A 1959 film about two cross-dressing jazz musicians is one of the most beloved comedies in the history of the medium? And viewed decades after the fact -- in an era that has (generally) embraced transgender stars from Caitlyn Jenner to Laverne Cox and beyond -- it manages to bob and weave around the kind of cheap panic that would play just fine in the ‘50s, but make someone with modern sensibilities cringe, too?
Truth really is stranger than fiction.
Some Like It Hot is a brisk, whimsical delight, and, to a first-time viewer in the 21st century, a bit of a relief in being so. Just based on the back-of-the-cover description, you’d be forgiven for worrying.

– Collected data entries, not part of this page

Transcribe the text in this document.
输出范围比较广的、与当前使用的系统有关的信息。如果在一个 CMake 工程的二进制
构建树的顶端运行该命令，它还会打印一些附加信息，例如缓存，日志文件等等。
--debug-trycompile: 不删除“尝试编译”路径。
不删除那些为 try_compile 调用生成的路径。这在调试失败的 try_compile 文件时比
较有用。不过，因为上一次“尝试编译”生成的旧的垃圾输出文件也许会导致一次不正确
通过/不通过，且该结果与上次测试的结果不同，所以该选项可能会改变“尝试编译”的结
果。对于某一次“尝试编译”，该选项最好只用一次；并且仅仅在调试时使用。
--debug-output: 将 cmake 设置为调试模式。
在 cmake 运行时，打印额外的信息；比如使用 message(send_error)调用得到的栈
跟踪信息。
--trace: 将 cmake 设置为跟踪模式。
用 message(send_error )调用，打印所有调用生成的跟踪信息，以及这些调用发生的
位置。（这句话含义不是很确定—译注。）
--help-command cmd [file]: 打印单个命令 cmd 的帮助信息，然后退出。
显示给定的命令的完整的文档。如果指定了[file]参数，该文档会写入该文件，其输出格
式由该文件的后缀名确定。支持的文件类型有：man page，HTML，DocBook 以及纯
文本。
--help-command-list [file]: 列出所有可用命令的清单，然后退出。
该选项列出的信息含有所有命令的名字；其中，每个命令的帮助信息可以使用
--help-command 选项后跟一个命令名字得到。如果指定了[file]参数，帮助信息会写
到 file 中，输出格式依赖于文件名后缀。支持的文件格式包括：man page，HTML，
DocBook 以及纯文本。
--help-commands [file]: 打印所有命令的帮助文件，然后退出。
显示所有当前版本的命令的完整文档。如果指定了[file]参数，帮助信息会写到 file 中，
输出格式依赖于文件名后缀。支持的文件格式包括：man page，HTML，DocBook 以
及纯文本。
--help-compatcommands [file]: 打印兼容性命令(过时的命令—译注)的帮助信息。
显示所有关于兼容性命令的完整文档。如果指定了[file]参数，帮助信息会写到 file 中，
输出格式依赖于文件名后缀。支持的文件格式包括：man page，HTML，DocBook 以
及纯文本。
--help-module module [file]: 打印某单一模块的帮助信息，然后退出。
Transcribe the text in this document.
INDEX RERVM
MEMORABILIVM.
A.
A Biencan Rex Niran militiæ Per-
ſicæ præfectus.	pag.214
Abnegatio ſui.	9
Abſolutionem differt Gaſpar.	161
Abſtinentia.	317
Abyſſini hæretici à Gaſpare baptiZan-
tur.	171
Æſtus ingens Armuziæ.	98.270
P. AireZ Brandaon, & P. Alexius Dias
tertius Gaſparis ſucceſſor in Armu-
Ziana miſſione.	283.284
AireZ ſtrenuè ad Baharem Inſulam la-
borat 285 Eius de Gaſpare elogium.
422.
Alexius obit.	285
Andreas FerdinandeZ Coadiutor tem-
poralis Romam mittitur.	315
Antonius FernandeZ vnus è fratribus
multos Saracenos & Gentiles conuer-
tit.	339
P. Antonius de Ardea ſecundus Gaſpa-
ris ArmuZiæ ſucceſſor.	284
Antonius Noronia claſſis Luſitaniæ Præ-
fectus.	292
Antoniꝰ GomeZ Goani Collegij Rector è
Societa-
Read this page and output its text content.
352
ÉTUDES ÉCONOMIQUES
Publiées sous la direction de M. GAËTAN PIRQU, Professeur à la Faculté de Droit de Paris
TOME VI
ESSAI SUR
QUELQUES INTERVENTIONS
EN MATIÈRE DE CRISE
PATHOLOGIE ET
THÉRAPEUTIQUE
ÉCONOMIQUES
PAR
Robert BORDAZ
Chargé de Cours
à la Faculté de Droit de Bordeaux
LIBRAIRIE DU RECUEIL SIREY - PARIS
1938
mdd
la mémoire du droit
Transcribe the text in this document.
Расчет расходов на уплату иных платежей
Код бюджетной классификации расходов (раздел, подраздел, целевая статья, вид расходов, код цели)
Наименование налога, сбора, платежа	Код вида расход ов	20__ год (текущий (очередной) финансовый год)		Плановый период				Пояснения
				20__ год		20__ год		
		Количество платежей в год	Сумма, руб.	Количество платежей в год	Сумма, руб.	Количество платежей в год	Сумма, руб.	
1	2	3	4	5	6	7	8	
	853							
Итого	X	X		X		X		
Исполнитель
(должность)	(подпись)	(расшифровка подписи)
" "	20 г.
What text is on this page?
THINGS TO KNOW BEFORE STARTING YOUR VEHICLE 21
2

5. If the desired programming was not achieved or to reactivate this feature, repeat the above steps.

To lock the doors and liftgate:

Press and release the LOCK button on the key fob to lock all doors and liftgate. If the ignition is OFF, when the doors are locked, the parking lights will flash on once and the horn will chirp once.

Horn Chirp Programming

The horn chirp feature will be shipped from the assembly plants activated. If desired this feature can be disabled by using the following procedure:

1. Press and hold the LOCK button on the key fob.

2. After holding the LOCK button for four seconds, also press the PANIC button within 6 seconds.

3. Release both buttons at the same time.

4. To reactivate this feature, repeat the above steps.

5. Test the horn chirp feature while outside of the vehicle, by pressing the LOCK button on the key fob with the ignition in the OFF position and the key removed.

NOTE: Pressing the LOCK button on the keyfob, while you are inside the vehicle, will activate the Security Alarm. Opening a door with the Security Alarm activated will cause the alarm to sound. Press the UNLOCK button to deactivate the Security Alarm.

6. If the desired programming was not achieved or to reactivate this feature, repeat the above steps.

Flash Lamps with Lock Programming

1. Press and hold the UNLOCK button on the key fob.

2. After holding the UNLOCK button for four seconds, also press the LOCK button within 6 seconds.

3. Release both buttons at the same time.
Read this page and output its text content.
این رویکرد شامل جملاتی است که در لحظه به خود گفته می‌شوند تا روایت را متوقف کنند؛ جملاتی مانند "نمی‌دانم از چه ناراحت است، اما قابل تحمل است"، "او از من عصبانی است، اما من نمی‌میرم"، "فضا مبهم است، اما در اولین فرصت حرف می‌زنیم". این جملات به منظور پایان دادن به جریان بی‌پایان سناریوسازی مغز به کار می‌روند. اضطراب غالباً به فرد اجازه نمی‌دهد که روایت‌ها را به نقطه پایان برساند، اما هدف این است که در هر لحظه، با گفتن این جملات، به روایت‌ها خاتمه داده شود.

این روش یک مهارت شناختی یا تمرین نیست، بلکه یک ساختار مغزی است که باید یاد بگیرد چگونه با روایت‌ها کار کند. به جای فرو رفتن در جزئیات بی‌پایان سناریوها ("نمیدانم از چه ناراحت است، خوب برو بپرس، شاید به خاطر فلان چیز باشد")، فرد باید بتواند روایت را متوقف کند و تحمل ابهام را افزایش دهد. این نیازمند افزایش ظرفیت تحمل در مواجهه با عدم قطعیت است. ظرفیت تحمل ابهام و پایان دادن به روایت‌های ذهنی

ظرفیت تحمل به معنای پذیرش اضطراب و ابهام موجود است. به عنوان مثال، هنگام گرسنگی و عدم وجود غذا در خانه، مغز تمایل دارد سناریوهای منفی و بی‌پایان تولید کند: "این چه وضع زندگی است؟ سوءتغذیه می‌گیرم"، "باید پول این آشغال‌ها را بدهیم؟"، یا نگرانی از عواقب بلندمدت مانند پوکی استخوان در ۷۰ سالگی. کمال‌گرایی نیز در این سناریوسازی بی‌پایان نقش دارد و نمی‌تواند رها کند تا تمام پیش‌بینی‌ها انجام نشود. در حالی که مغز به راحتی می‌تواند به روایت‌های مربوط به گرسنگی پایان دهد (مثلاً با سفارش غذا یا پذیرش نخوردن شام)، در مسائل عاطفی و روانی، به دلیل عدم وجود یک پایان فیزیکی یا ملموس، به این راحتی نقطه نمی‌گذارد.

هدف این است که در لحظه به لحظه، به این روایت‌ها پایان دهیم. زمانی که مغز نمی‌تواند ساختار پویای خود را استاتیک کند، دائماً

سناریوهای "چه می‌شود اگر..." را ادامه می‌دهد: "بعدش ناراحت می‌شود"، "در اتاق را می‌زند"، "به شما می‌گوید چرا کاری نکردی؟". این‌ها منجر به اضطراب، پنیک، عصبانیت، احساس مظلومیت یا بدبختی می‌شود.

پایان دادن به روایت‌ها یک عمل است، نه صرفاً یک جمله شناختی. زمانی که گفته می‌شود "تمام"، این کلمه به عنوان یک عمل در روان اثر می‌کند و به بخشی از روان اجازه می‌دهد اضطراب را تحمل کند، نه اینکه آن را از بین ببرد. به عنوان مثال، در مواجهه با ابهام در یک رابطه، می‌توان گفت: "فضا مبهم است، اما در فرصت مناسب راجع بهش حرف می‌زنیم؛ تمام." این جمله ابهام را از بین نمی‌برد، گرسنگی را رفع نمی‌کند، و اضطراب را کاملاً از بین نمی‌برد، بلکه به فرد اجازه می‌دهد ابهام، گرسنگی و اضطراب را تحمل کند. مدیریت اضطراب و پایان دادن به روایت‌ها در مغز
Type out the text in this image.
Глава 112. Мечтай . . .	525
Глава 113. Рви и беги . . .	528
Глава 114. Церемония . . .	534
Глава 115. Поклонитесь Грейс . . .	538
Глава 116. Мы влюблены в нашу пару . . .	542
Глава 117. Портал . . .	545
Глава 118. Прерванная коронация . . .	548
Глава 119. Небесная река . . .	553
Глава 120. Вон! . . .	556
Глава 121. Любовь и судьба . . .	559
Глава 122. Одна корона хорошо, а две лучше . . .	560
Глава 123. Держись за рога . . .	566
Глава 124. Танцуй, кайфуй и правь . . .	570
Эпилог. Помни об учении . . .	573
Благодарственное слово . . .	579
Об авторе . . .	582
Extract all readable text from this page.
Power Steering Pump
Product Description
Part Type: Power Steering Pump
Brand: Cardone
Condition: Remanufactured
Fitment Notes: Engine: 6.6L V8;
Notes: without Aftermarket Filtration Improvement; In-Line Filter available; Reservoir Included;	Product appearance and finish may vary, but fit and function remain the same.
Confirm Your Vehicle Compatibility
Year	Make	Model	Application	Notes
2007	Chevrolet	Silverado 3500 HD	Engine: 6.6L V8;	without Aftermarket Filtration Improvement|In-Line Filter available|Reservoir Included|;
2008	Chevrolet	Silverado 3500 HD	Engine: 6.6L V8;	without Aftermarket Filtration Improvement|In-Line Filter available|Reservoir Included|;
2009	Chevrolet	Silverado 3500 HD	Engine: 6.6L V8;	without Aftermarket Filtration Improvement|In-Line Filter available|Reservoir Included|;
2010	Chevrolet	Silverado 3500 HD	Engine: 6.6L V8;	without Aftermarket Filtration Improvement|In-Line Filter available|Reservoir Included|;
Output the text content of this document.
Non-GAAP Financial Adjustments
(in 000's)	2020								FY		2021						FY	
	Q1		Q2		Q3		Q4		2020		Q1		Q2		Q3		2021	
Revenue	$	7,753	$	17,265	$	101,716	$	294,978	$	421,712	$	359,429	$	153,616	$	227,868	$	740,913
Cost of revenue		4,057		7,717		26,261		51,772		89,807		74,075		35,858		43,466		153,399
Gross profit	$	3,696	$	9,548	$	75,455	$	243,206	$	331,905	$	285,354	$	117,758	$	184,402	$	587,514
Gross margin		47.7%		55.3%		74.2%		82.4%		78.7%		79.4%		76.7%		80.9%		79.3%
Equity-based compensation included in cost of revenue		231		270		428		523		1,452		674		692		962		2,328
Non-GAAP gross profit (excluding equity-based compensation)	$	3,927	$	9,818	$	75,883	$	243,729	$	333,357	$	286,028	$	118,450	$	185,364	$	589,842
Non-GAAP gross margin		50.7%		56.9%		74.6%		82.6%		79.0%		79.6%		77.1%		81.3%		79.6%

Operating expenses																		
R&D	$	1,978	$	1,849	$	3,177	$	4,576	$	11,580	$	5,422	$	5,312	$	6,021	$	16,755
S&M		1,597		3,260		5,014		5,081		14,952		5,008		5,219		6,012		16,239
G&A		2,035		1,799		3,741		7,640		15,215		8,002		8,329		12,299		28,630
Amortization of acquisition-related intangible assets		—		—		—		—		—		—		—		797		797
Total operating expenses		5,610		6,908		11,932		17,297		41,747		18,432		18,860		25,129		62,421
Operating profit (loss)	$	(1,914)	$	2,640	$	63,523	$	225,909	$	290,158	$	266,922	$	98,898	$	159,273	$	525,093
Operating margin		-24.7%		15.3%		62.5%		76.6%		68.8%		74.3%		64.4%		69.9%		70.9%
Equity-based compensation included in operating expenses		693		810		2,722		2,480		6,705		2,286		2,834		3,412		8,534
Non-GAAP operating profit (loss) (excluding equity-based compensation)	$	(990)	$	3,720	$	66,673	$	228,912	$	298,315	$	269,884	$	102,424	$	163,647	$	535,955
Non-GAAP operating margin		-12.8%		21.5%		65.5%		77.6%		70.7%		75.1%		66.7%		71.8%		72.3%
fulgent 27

The 1950s were a different time, after all. With many other seminal works in film history, from D.W. Griffith’s The Birth of a Nation to, well, pretty much any Western with native peoples from before around, say, 1980, appreciation has to come within a narrower lane. You appreciate Griffith’s mastery of the craft -- his innovation -- while despising his overall message.
Some Like It Hot director Billy Wilder frees us from our concerns, as well as his contemporary audience from their own, with the setup. Those two jazz musicians, played by Tony Curtis and Jack Lemmon, are witnesses to the St. Valentine’s Day Massacre in Chicago, and as such have little choice but to skip town on the fastest train they can find. The train happens to be carrying an all-female jazz group, which is a nice bit of absolvement allowing most viewers in any decade to really enjoy themselves.
For Wilder’s part, the story choices were intentionally designed to provide that kind of cover. Wilder called the premise “the hammerlock of the story, the ironclad thing in which these two guys trapped in women’s clothing cannot just take off their wigs and say, ‘I’m a guy,’” and as such, “the most important invention that made everything possible.”
It didn’t appease everyone. The comically named National Legion of Decency, which sounds like the most humorless, unwanted superhero team ever assembled, condemned the film with a capital C at the time. The rest of us, well, we’re left to enjoy it.
I’ve passed the point where I can continue to ignore Marilyn Monroe’s outsized presence, because the enjoyment of this film, and its legacy reaching all the way down to the present, is due to her more than anyone else. She is supposed to be the third wheel here, providing a romantic foil for the two ostensible stars in Curtis and Lemmon. In point of fact, she “steals it, as she walked away with every movie she was in,” to borrow a line from the great Roger Ebert.
My exposure to Monroe up to this point had been limited. It’s not so much that -- restricted mostly to clips and montages of her work -- I’ve wondered why she became so iconic. I mean, just look at the woman. It is more that I’ve chalked too much of it up to a mix of her looks, the sexual repression of the ‘50s, and her untimely death.
This is ignorance, plain and simple, and something that, with Some Like It Hot, I’ve begun to correct.
The striking thing about Monroe is an irresistible illusion of sexuality that goes beyond her looks. There is an apparent comfort in her own skin and figure -- I use the word apparent because her sadly real personal troubles off-screen seem to belie actual comfort -- that is intoxicating. It is simultaneously powerful and unassuming, and it is what allows her to both be an object of desire and to crack jokes right alongside her co-stars, Curtis and Lemmon in this case.
“She looks like a real woman” my wife exclaimed during Monroe’s infamous rendition of “I Wanna Be Loved by You.” This exclamation is about Monroe’s surprisingly generous, realistic curves, yes, but, I’d also argue it is about her overall presence -- that blend of confidence and fragility that you miss when you only see her on a poster or imagine her singing a seductive version of “Happy Birthday” to John F. Kennedy.
Monroe’s mere presence almost obscures everything else in the film, but not quite. It is just so wonderfully odd given its plain-seeming plot. Curtis’ third persona, that of an almost asexual Shell oil heir named Junior, meant to win over Monroe romantically, is memorably and terrifically bizarre, from his voice to his attire to his behavior. Lemmon’s role, meanwhile, is much more in line with the rest of his career -- nervous, self-deprecating, humorously desperate. But it ends on such a strange, timelessly funny note, with him revealing his gender to an actual millionaire that has been courting him and the millionaire responding, “Well, nobody’s perfect.”
It’s a carefree conclusion for a carefree film. Some Like It Hot is the cinematic equivalent of tossing your hat in to the whipping wind. It’s easy and breezy -- the kind of thing that goes by so quickly because it's just so darn much fun.